Company officials stressed the changes in the energy market as a cause for the shutdown and layoffs.
“Employees at all three sites — Wellsville, Painted Post and Olean — are aware of current changes in the global energy marketplace,” a Siemens spokesman said in a prepared statement. “Employees have known about challenging marketplace conditions for some time, and they have worked diligently and with the utmost professionalism toward making the plant competitive.”
“To align our workforce with our anticipated workload, the Wellsville Operation will need to implement a workforce reduction of approximately 60 employees between now and Sept. 30,” officials said. “This workforce adjustment will impact both production shop floor workers and office positions over the next few months. Reductions over this period will be based on current market demand as well as business volume at the plant.

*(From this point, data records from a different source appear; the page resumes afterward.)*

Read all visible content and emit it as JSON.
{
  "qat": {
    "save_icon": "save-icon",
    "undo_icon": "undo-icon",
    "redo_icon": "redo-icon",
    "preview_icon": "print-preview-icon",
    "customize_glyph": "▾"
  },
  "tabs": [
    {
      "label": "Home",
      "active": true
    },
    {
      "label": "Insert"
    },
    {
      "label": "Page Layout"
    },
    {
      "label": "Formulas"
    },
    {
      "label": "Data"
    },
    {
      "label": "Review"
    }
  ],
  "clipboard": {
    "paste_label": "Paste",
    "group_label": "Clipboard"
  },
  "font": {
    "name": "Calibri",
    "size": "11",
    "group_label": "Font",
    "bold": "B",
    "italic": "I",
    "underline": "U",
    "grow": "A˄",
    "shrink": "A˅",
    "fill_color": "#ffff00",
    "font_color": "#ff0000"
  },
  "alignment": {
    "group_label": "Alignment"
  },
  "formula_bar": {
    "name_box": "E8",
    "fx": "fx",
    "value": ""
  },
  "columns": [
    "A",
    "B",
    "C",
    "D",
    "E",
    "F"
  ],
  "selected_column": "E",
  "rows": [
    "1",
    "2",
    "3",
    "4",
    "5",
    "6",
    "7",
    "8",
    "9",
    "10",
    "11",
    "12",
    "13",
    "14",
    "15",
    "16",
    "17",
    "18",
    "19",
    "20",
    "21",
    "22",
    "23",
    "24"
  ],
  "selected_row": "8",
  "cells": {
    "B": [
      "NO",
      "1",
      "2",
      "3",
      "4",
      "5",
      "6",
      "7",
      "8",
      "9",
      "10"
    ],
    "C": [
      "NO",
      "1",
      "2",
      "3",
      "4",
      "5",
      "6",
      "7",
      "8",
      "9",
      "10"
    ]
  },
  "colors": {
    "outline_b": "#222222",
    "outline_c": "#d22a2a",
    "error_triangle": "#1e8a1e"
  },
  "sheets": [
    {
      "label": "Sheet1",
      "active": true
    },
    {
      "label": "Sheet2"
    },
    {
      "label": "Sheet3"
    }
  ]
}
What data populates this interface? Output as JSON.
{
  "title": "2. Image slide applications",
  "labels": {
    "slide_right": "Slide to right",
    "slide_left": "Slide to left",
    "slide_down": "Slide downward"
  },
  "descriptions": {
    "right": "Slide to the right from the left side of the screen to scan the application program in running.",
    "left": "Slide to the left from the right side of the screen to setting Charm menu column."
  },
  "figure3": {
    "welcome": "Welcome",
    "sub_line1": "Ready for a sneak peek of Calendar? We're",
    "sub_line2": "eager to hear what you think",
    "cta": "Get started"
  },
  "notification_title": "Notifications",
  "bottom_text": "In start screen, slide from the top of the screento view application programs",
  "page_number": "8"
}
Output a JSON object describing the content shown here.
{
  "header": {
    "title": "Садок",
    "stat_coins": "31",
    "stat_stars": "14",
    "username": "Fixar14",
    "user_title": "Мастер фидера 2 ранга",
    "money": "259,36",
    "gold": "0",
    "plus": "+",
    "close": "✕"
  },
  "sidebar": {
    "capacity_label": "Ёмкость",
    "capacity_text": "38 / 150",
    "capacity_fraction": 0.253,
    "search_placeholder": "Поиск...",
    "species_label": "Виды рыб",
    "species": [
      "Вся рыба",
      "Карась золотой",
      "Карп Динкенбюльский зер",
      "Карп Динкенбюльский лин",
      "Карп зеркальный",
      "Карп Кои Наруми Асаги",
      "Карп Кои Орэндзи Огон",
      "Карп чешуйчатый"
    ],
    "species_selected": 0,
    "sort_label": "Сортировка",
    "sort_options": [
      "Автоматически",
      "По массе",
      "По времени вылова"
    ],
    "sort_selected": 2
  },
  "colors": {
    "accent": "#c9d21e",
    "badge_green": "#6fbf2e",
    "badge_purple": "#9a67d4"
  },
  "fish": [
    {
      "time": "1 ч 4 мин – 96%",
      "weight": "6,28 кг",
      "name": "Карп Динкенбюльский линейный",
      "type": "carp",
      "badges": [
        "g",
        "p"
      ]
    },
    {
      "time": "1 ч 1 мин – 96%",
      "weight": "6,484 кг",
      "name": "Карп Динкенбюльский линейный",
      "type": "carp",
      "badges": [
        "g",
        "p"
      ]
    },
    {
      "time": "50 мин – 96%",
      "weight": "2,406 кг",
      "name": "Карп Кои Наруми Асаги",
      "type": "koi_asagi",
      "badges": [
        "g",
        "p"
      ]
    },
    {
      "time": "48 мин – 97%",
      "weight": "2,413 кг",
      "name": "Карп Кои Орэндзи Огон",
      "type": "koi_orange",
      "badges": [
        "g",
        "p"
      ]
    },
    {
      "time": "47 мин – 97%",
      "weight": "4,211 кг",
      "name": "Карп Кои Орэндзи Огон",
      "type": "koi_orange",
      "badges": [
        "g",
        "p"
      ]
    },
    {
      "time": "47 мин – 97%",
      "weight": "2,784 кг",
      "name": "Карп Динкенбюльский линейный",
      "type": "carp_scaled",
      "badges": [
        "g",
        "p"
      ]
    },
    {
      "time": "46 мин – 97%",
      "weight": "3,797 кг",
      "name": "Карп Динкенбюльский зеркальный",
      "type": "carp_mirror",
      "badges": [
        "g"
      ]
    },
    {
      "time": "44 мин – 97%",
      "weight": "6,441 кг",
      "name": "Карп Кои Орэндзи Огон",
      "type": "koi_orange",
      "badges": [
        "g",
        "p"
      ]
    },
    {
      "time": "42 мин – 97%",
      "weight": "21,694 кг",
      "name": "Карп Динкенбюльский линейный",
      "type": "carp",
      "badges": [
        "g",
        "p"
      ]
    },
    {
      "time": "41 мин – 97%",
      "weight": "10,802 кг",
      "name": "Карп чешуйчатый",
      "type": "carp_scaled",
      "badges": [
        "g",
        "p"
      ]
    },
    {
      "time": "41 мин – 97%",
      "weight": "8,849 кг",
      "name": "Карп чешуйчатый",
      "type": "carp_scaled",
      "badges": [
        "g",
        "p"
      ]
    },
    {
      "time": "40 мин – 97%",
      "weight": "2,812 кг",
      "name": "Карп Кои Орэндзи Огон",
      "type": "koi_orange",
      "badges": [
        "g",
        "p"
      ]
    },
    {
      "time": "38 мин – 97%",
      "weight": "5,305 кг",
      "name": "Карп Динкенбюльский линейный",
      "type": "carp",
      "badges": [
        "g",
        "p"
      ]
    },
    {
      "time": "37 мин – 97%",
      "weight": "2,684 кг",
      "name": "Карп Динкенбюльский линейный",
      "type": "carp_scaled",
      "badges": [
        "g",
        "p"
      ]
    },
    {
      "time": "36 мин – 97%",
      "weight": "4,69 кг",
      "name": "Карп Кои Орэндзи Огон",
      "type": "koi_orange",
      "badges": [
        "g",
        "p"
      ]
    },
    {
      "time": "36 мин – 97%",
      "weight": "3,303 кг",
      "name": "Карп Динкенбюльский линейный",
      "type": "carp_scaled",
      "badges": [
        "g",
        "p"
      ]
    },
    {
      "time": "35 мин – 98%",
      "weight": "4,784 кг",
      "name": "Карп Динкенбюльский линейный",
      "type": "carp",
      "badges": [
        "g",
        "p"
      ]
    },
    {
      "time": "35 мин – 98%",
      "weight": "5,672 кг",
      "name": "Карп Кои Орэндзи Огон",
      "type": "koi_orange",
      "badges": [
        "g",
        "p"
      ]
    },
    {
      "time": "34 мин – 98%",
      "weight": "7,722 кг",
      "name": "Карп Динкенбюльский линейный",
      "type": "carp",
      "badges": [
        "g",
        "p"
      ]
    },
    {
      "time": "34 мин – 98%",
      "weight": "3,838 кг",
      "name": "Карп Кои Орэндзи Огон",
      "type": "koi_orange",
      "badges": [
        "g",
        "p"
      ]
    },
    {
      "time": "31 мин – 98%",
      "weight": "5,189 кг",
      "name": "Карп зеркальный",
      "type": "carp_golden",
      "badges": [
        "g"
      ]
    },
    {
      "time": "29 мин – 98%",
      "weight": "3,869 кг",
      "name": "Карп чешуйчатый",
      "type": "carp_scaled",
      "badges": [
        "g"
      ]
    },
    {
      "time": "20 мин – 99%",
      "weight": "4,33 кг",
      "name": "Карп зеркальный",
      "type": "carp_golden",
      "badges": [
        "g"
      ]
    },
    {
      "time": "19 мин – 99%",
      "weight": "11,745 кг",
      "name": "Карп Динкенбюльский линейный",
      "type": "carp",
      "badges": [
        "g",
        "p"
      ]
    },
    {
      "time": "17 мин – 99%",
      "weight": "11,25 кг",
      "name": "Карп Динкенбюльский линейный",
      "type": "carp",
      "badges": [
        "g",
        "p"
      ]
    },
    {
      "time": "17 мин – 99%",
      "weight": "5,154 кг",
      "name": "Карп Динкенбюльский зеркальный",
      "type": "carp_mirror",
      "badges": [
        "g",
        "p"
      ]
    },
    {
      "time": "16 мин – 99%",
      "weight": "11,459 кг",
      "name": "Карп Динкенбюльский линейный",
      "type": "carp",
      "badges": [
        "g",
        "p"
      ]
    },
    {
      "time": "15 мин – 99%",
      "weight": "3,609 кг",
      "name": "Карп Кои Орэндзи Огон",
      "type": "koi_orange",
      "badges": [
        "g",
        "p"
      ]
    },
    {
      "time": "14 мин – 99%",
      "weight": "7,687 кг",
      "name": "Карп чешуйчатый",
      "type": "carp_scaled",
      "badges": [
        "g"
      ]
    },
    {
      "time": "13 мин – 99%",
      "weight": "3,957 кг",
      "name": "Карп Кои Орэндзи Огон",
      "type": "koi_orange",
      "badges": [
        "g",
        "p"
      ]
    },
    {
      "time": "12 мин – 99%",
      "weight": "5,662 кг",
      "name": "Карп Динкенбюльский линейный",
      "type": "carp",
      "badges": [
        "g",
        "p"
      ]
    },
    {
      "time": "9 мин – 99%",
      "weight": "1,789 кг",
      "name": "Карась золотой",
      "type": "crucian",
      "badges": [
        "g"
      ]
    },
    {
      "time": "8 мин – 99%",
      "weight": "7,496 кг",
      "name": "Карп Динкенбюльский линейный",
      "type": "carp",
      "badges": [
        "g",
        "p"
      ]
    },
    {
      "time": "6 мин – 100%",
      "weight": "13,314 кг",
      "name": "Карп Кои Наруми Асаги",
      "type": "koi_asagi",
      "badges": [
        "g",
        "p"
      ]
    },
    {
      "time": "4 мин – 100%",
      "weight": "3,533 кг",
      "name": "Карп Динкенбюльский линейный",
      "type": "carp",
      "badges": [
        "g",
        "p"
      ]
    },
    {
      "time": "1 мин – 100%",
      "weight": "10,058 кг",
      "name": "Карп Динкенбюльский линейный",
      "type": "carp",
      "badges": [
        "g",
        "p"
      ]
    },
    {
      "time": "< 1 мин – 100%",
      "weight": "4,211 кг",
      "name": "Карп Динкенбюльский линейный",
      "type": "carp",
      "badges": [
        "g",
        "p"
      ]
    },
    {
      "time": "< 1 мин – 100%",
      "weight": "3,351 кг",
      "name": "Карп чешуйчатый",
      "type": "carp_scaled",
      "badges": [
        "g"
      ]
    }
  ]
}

“The reductions will start in the coming week. We will act as a resource for impacted employees during this time of transition, and also make them aware of open positions within Siemens Government Technologies and other Siemens organizations.”
John Baglione, president of United Steelworkers Local 4601, which represents about 480 members at the Olean plant, said the plant will be closed from July 4 to 10, with only some maintenance staff on hand.
“All of Olean’s marbles are in the oil industry,” he said. “When the oil industry is booming, Olean is booming.”
But with oil trading at $47 a barrel — down from a peak of $147 in 2008 — fewer orders for new equipment are coming in, said Ron Warner, the representative for International Association of Machinists and Aerospace Workers Local 1580 in Wellsville.
“I think people pretty much expected it,” Warner said. “It’s great for all of us at the pumps, but at all the plants in the Southern Tier … it’s starting to affect us.”
In Olean, the weeklong shutdown is the third since 2010.
“The union was given the choice between vacation and unemployment,” Bagliore said, adding that as far as long-term layoffs at the plant, he’s heard “nothing more than rumblings.”
The savings from shuttering the plant, he noted, are “an attempt to stop massive layoffs down the road.”
The IAW represents almost 300 of the 525 employees at the Wellsville plant, Warner said, adding the cuts will affect about 35 bargaining unit employees in the next two weeks, as well as some administration, engineering and management positions.
According to a briefing on Siemens’ website, the firm employs approximately 50,000 in the U.S. with 75 manufacturing facilities and other centers. The firm reported $22.4 billion in revenue during the 2015 fiscal year, including $5.5 billion in exports.
The Power and Gas Division in the U.S., headquartered in Texas, is made up primarily of the former Dresser-Rand and Rolls-Royce Energy firms, acquired in 2015 and 2014, respectively. The German conglomerate purchased Dresser-Rand at a deal valued at $7.8 billion.
Before the sale, Dresser-Rand was reportedly one of the largest employers in the region. Around 1,000 workers are employed in Olean, around 460 after the latest layoffs in Wellsville, and around 550 in Painted Post. That’s down from around 2,200 at the time the sale was announced.
Several layoffs have been announced since Siemens announced it intended to buy Dresser-Rand in 2014. In May 2015, Dresser-Rand announced it would lay off 650 workers nationwide — 8 percent of its workforce. Of those, 109 who were notified have been from the Olean plant, Baglione said, with about 80 out of a job now.
The business now owned by Siemens has a long history in the Southern Tier.
Clark Bros., founded in 1880 in Belmont to build pumps for the explosion in Southern Tier oil development, moved to Olean in 1912. The firm merged with Solomon R. Dresser Co. — originally of Bradford, Pa. — in 1938 to form Dresser-Clark, later Dresser Industries. Dresser-Rand was formed in 1986 in a joint venture of Dresser Industries and Ingersoll Rand, which owned a compressor manufacturing plant in Painted Post. The firm was purchased by Siemens in 2015.